Making a stand

The oldest surviving grandstand is under threat, writes Duncan Young. But having been derelict for some time, would it really be missed?

A structure reckoned to be the oldest surviving wooden grandstand in the country is under threat from the redevelopment of a historic site in Milton Keynes. The London & Birmingham Railway Company founded the town of Wolverton in 1838 around its new station and carriage works exactly halfway between the line’s endpoints. Wolverton Park was established by the company as a recreation ground in 1885 behind the engine shed that housed the royal train and in 1899 the local athletics club added a 100-seat grandstand, used by spectators both at their meetings and also at matches hosted by the company’s football team. 

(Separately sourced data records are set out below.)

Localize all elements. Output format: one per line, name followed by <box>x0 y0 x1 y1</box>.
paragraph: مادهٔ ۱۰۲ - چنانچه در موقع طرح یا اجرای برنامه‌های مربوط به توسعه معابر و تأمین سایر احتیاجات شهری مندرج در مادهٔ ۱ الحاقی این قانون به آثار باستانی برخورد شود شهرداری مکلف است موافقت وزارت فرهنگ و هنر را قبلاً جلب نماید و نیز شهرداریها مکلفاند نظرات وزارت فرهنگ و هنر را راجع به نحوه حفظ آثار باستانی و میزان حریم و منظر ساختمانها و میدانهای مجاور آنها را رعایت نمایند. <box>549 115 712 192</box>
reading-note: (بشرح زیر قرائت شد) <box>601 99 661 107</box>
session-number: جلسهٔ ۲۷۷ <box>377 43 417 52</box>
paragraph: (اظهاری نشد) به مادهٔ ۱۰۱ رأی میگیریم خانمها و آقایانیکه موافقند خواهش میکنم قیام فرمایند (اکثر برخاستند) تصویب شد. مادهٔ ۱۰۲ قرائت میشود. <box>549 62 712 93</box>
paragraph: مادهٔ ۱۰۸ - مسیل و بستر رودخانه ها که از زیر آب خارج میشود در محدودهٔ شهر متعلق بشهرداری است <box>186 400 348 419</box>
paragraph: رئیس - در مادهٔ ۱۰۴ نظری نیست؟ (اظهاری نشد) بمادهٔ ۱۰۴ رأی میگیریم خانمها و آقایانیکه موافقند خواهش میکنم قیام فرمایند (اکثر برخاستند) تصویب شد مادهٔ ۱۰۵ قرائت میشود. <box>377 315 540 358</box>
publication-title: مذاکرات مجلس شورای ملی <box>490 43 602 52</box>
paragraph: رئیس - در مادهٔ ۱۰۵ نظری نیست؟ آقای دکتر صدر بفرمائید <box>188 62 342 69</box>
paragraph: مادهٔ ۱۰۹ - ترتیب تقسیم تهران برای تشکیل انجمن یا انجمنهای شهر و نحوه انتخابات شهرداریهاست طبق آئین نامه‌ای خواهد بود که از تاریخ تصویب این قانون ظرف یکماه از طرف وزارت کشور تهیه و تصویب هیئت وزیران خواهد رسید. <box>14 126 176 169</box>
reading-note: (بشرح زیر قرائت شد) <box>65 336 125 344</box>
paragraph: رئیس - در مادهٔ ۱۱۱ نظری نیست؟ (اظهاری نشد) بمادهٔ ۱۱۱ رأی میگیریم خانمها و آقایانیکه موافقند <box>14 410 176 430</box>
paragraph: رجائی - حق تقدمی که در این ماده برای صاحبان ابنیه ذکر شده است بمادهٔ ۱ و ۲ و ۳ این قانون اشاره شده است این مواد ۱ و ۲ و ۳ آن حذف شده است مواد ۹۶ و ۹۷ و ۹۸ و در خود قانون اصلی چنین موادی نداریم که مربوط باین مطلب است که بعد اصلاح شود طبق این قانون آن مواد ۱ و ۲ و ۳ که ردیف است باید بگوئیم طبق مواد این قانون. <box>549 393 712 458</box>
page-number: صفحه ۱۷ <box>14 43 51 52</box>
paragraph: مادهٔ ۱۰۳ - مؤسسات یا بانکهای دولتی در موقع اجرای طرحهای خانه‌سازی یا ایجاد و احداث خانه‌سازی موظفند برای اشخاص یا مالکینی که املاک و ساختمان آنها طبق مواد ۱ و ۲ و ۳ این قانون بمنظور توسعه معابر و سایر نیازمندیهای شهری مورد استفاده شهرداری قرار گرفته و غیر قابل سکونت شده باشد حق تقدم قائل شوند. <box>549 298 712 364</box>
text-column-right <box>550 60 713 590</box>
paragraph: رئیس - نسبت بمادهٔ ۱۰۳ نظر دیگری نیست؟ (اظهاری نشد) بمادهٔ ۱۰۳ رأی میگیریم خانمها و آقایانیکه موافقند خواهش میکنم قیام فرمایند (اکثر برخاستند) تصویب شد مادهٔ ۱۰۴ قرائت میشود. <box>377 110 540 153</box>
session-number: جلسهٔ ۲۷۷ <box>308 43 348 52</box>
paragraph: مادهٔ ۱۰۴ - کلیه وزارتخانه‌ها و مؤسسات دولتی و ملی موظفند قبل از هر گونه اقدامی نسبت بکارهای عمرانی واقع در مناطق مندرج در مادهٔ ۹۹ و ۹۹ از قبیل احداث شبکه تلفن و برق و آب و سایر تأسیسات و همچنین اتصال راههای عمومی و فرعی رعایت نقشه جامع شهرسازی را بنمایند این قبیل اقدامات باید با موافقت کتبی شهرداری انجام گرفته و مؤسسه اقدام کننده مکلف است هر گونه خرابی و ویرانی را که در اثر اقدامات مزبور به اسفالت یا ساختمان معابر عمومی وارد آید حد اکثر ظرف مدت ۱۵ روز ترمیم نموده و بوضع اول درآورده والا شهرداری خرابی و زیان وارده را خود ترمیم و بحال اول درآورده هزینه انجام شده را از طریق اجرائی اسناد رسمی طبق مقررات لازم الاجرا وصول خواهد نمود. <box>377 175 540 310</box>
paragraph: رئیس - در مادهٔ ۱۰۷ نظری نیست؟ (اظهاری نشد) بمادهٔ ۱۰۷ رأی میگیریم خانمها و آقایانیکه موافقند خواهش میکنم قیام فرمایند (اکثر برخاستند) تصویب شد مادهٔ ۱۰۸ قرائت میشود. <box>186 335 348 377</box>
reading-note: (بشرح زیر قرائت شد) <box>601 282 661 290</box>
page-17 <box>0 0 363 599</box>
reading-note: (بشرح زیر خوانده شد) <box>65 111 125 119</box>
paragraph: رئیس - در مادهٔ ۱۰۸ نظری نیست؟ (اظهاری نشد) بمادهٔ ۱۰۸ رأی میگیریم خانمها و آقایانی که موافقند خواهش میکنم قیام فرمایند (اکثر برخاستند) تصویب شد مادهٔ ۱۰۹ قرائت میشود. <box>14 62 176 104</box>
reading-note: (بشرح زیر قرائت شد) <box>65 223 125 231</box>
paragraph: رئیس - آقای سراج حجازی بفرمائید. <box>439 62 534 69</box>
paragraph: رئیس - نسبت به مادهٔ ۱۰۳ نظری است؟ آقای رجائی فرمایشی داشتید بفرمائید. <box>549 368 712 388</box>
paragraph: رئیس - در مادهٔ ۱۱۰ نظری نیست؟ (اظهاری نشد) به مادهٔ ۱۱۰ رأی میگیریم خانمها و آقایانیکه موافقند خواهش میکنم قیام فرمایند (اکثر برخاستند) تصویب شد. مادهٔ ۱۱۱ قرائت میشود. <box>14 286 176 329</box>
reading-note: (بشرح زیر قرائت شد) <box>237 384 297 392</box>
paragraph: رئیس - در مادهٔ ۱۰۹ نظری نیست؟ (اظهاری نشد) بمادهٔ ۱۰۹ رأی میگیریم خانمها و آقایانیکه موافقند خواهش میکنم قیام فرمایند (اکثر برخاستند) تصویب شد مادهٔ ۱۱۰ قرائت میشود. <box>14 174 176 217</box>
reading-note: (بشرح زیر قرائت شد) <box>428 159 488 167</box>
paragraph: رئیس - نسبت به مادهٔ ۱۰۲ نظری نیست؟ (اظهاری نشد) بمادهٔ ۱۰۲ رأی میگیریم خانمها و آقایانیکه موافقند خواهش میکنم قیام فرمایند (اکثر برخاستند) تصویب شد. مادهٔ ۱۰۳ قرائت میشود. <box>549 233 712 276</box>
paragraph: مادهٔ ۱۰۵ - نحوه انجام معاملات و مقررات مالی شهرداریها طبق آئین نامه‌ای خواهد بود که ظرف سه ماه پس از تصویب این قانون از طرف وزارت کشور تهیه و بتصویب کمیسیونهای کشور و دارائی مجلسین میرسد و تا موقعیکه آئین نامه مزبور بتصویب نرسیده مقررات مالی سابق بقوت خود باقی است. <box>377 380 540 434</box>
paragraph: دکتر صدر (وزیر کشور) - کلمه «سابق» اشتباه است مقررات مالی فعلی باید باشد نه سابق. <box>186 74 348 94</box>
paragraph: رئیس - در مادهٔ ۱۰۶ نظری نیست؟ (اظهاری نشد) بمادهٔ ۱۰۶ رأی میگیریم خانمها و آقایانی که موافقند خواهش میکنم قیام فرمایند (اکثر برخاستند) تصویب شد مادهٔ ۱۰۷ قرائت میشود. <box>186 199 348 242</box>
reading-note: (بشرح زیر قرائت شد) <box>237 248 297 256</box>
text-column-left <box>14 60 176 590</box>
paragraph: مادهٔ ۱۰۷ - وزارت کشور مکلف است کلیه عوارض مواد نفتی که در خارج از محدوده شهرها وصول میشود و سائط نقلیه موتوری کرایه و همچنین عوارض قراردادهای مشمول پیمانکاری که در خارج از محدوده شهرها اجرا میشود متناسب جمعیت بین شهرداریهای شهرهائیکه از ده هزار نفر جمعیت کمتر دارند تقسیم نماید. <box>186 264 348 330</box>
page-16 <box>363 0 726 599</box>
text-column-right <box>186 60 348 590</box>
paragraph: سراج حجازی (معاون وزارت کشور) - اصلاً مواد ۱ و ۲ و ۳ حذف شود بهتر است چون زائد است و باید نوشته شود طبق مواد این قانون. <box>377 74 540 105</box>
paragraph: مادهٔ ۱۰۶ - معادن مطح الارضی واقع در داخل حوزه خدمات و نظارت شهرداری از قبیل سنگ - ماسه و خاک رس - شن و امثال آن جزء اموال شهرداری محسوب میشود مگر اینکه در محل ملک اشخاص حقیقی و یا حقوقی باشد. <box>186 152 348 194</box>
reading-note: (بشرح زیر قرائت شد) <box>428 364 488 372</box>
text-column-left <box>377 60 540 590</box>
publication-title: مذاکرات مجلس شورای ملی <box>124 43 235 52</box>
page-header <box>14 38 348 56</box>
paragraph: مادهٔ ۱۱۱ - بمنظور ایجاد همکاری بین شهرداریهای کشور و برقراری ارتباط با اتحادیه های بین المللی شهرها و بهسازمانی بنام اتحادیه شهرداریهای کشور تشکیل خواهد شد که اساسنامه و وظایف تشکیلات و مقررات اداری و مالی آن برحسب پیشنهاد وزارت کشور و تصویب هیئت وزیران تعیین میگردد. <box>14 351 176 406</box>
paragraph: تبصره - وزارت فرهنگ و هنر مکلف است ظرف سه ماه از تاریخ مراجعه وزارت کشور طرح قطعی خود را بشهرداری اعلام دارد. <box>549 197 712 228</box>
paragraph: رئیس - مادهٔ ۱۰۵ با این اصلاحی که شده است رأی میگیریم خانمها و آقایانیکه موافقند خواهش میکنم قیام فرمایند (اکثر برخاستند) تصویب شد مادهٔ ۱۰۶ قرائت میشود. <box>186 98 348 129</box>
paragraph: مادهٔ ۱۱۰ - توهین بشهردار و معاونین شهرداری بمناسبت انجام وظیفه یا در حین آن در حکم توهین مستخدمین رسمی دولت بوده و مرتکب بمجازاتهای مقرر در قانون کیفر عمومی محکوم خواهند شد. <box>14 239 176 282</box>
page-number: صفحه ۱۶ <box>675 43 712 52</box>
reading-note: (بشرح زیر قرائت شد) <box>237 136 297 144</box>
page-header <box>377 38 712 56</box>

“The Park” originally witnessed Southern League football, but soon the club became Wolverton Town and played in various south midlands leagues. Aston Villa played a friendly once, in a transfer deal. The club eventually settled in the United Counties League, until a switch to the Isthmian in the Eighties heralded three name changes in three seasons and ultimately the club’s early-Nineties demise.

The most recent tenants at Wolverton were Milton Keynes City, formerly the Mercedes Benz works team. They reached the FA Vase fourth round in 2001-02 before bowing out to Whitley Bay, then folded in 2003 as sponsorship dried up in advance of the arrival of Wimbledon FC. “We even offered Wimbledon to sell our name, Milton Keynes City, to them and we would revert to Wolverton Town,” recalls former chairman Bob Flight, “but they decided they weren’t going to do that. They wanted to still call themselves Wimbledon.”

The abandoned ground became overgrown and the grandstand suffered as water from the broken guttering of the long-derelict train shed above poured on to its roof, exacerbating the damage wrought by vandalism. Meanwhile, the Park and the huge shed were becoming key features of a redevelopment planned after Deputy Prime Minister John Prescott earmarked Milton Keynes as a “target growth area”.

National agency English Partnerships and regeneration specialists Places for People became involved and planning permission has been applied for. The shed would become flats and businesses and the park would be spruced up, but the fate of the historic grandstand was uncertain. Initially renovation was discussed, but then the stand seemed to disappear from some plans altogether before being put firmly back on the agenda last year by Wolverton Society for Arts and Heritage (WSAH) in a campaign highlighted by the local media.

The matter is the subject of a public meeting at 7pm on February 16 at the town’s Wyvern School. Denise Ilett, the society’s spokesperson, asks local residents and interested parties to make their voices heard either in person or at www.btinternet.com/~wolverton.heritage/. “We’d like [the stand] to be refurbished pretty much on site and remain where it is, where it makes sense and where it’s always been,” says Ilett explaining the society’s support for option two on the agenda. Option three grants renovation but mandates permanent removal to a museum or similar institution, while option one endorses the complete scrapping of the stand that Ilett argues is integral to the site. “The royal train shed revetment was actually cut to shape so that the grandstand could be fitted into it.” The wood itself may well have been cut yards away at the train company’s sawmill. Ilett feels the structure would make little sense displayed freestanding elsewhere.

The group of Dutch groundhoppers who came to this country specifically to see the stand would agree, as would many who make the pilgrimage to the peacefully nostalgic scene. Ilett fears the consequences of conveniently warehousing local history: “You end up not having any landmarks.”